Jatuh cinta pada anak tiri seiring nya waktu karena istri selingkuh terus menerus?! padahal... Renzo Draja adalah pria mapan.. bagaimana konflik mereka dan cara Renzo Draja mengatasi nya?
Setelah bercerai dengan istri nya, entah bagaimana caranya Nias Wiliam yaitu mantan istri nya Renzo Draja mendapatkan uang, sedangkan Renzo Draja nyaris menguasai semua bisnis di kota.
Setelah bercerai, Renzo di perintahkan untuk kencan buta dengan para wanita pilihan Ayah Renzo Draja, yaitu Jhonson Draja.
Gaskeun mampir baca novel ku cuyy!
[Karya Official Wulan.Chanz]
Karya ini diterbitkan atas izin NovelToon Wuna.Chanz, isi konten hanyalah pandangan pribadi pembuatnya, tidak mewakili NovelToon sendiri
Bab 28 Tamu
"Dia pengacara cerai gue, buat ke pengadilan", Ucap Renzo, membuat Arka mengangguk paham sekarang, Ayden segera berjalan ke arah Herman, merangkul bahu nya, Herman menatap ke Ayden dengan tatapan bingung.
"Yo Man, lo harus selesain tugas lo dari Renzo hari ini juga, dia bayar lo lima ratus juta bro! gue ulangin! LIMA RATUS JUTA!!!", Ucap Ayden, membuat Herman tercengang, menatap ke arah Renzo dengan bingung.
"W-Wa?! seriusan Tuan?! lima ratus juta?!", Tanya Herman dengan kebingungan, Renzo mengangguk santai nya, Zelia terkekeh kecil, berjalan ke samping Renzo.
"S-Siap Tuan, apa tugas nya?", Tanya Herman, Renzo berjalan ke arah sofa, duduk di sofa, menunjuk sofa di hadapan nya membuat Herman segera berjalan ke sofa dan duduk di sofa itu.
"Aku mau cerai sama Nias, tapi harus selesai sekarang pengadilan nya, aku bayar kamu lima ratus juta, secara tunai", Ujar Renzo, membuat Herman berbinar.
"Aku bakal secepat kilat Tuan, aku tangani sekarang", Jawab Herman, Renzo mengangguk puas.

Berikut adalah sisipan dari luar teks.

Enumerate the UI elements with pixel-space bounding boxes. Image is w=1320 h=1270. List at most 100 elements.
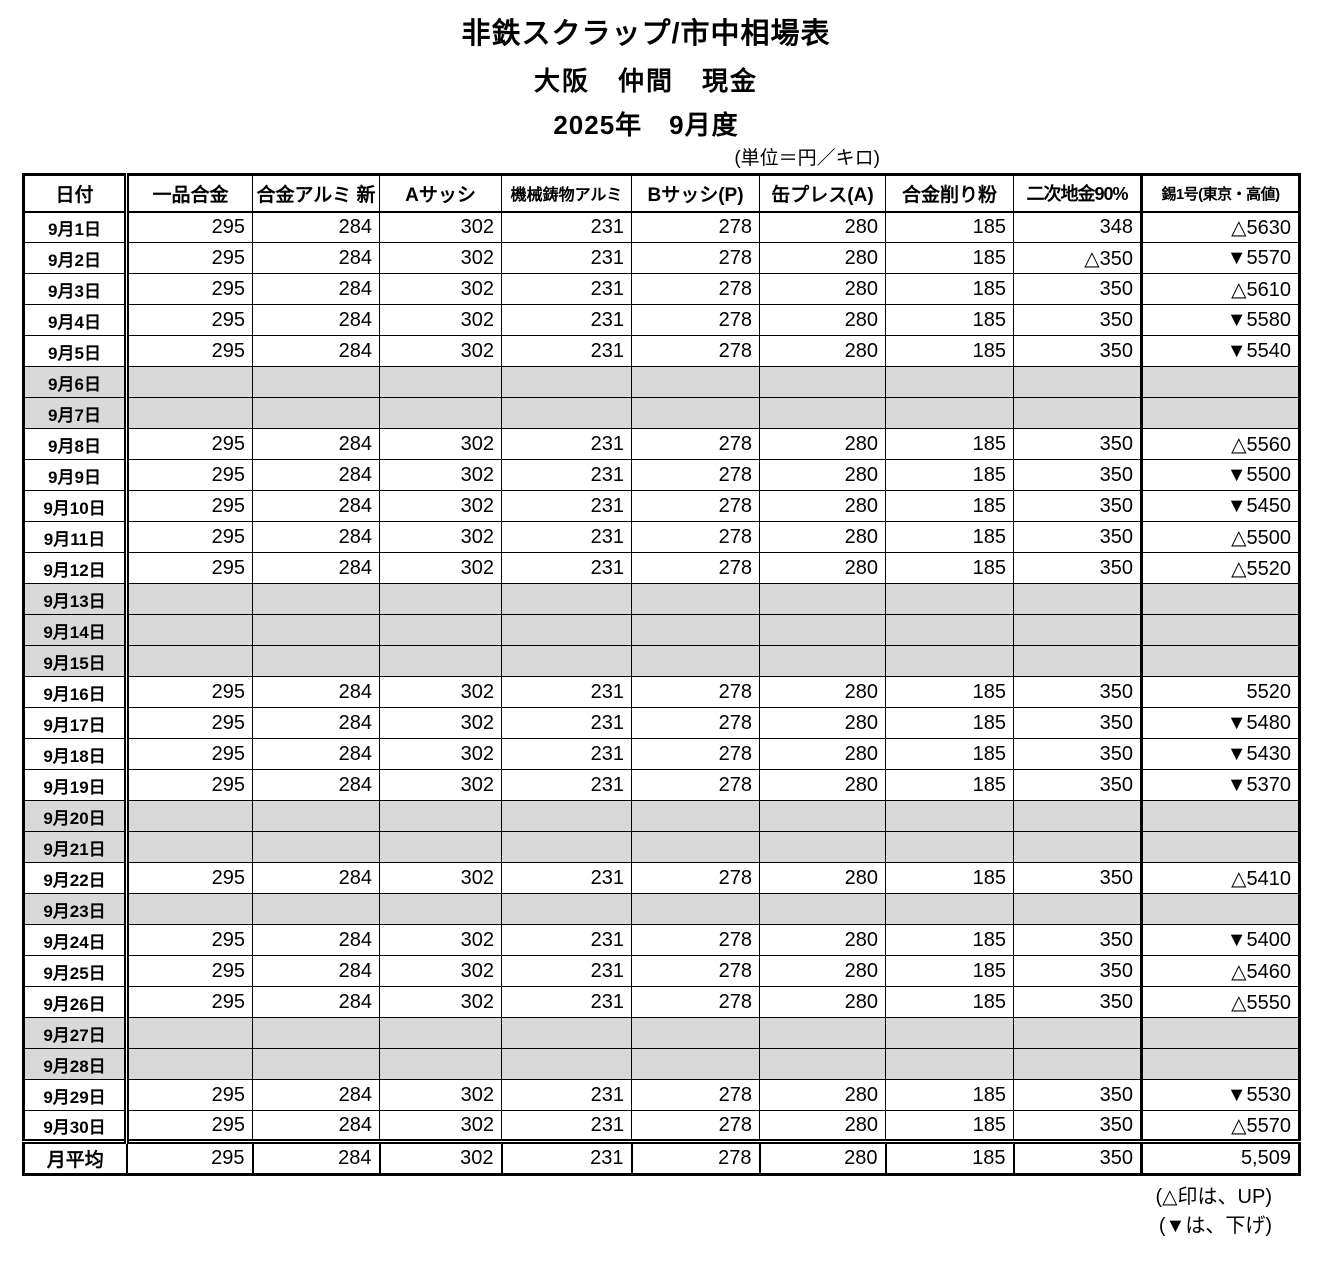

"Man, bagi dua ya uang nya?", Ucap Ayden dengan jahil.
...****************...
Waktu berganti dari pagi ke malam hari, Renzo menunggu dengan sabar sembari membaca dokumen kerja di ruang tamu dan secangkir kopi yang menemani, selain itu, Jessy juga menemani Renzo, Renzo menutup dokumen lalu menaruh nya di atas meja, menghela nafas.
"Itu aja untuk malam ini Tuan, saya akan bantu merapihkan meja", Ucap Jessy tersenyum sopan, Renzo hanya mengangguk santai.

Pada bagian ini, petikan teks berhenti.